The next step is sending me to another geneticist. In a complex that often represents itself as incomplete, apparently I demonstrate nearly all of the syndrome's features: sacral agenesis, anorectal malformation, presacral mass, urogenital malformations, and in the slew of "other malformations", I have flat feet and that pesky leak in my spinal cord fluid.
From there, with supposedly more information at my door, I can make an informed decision about permanent birth control. I am concerned that while (fingers crossed), my disorder is not deadly like Mom's wound up being, I do have more of the malformations...and, if it was her mother that gave it to her, which we suspect, Mom certainly had a broader mutation off of hers. Would my child take a step further—if I can even carry to a late enough term—have spina bifida? Have a tumor that develops into Cancer just like Mom's? Is that a pair of dice I want to roll with?
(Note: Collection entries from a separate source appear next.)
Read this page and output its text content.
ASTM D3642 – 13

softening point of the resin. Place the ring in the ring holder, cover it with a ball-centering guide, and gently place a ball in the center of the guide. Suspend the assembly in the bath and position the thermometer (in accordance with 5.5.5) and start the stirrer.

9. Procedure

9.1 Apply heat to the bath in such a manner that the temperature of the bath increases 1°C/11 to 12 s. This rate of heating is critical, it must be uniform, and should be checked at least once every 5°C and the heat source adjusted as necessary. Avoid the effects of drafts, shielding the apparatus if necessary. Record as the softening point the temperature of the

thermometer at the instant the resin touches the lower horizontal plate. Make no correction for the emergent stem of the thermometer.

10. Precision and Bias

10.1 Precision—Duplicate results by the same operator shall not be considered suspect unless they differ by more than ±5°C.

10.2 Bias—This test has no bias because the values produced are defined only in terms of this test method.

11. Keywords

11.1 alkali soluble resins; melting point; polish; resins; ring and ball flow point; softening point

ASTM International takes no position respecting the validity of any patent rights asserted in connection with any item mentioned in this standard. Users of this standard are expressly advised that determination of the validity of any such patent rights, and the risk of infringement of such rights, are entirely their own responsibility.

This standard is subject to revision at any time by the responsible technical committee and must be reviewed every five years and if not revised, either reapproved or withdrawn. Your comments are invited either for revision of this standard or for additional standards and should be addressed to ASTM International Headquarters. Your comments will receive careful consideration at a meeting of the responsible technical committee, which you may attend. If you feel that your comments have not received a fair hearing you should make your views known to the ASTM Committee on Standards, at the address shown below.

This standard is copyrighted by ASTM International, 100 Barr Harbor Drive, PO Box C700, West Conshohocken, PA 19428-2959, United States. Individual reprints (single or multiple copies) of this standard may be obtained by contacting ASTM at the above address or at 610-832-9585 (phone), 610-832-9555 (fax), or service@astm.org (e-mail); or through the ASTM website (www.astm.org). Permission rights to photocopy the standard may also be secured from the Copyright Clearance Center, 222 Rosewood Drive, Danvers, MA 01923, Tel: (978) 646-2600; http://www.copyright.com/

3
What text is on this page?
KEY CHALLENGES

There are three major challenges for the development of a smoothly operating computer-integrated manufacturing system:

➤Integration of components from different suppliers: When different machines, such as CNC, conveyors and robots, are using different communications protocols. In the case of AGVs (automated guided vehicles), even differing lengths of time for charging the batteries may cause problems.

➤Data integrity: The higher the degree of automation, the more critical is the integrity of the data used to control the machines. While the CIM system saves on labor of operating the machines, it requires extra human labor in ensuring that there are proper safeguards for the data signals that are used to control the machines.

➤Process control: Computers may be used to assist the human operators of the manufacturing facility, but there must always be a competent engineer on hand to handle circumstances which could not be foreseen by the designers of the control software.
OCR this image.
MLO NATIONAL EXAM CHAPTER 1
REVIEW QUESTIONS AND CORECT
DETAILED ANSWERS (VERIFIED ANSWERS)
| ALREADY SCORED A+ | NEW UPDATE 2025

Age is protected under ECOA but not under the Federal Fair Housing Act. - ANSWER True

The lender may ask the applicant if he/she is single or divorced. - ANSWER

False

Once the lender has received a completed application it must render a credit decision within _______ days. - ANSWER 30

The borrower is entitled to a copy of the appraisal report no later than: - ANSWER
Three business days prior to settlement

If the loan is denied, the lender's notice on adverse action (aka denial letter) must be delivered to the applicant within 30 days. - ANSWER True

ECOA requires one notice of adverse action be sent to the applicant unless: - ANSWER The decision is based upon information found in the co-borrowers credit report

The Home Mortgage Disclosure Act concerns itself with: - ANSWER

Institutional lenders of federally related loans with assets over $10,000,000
Man, my father must be disappointed: my brother does not want to have children because he doesn't want a child to be like him and here I am pondering the same. And like that, a family name ends.
Tuesday, July 10. 2007
While going through things at Dad's on Saturday, I found photo albums with an abbreviated assortment of photos capturing yours truly...years ago. Not many pictures of me...years ago actually exist. I learned camera dodging early-on, and even took up my mother's habit of going through pictures as soon as we got the developed prints back and tossing the ones of myself that I didn't like—all of them. Nick has never really been shown the former me.
I'm sure he's wondered at the many times I'll see someone in passing and murmur, "I know them," never actually greeting them. They wouldn't recognize me, and the situation would feel very awkward, me having to explain who I am. The first time I flew home, half-way through my weight loss progress, my own aunt didn't even recognize me in the airport. It's a little lonely at times.
Years ago, a friend who struggled with their weight told us of a visitation she attended for a dear relative. She felt rejected and ignored looking at the poster boards of photos because there were so few of her and the aunt that she always felt closer to than her own mother. A while later, a family member came up to her all teary-eyed and apologizing profusely. "I'm sorry. I could barely find any pictures of you!" She had avoided cameras all her life.
Well, after a lot of deliberation, I decided to show Nick the pictures. He seemed to recognize my cousin Michelle quickly enough, my friends Sarah and Anna—all people he has met in person—but looking at my image, which I found myself having to point out to him, he could only say that I looked really different.
I told him just last night that it's difficult to be proud of what you accomplished when you're so ashamed of where you started. I'm almost shy to bring up my lifestyle change—even though I'd wager that I am healthier than those who have been thin naturally their entire lives—because you worry that the stamp of who you were will obliterate who you became. Ghosts.
Jared, the Subway© guy, said in interview once that when people saw him eating out, they would stare at him, waiting for him to overeat, overly eager to warn him not to finish his plate. It angered me when I read it. Ignorance...pft. Those who have been inducted to the "100 pounds club" know what it takes.
But I've done it now, shown Nick the barely recognizable face that he looks into every day. I guess I wanted to make sure he knew me first. I had nothing to worry about.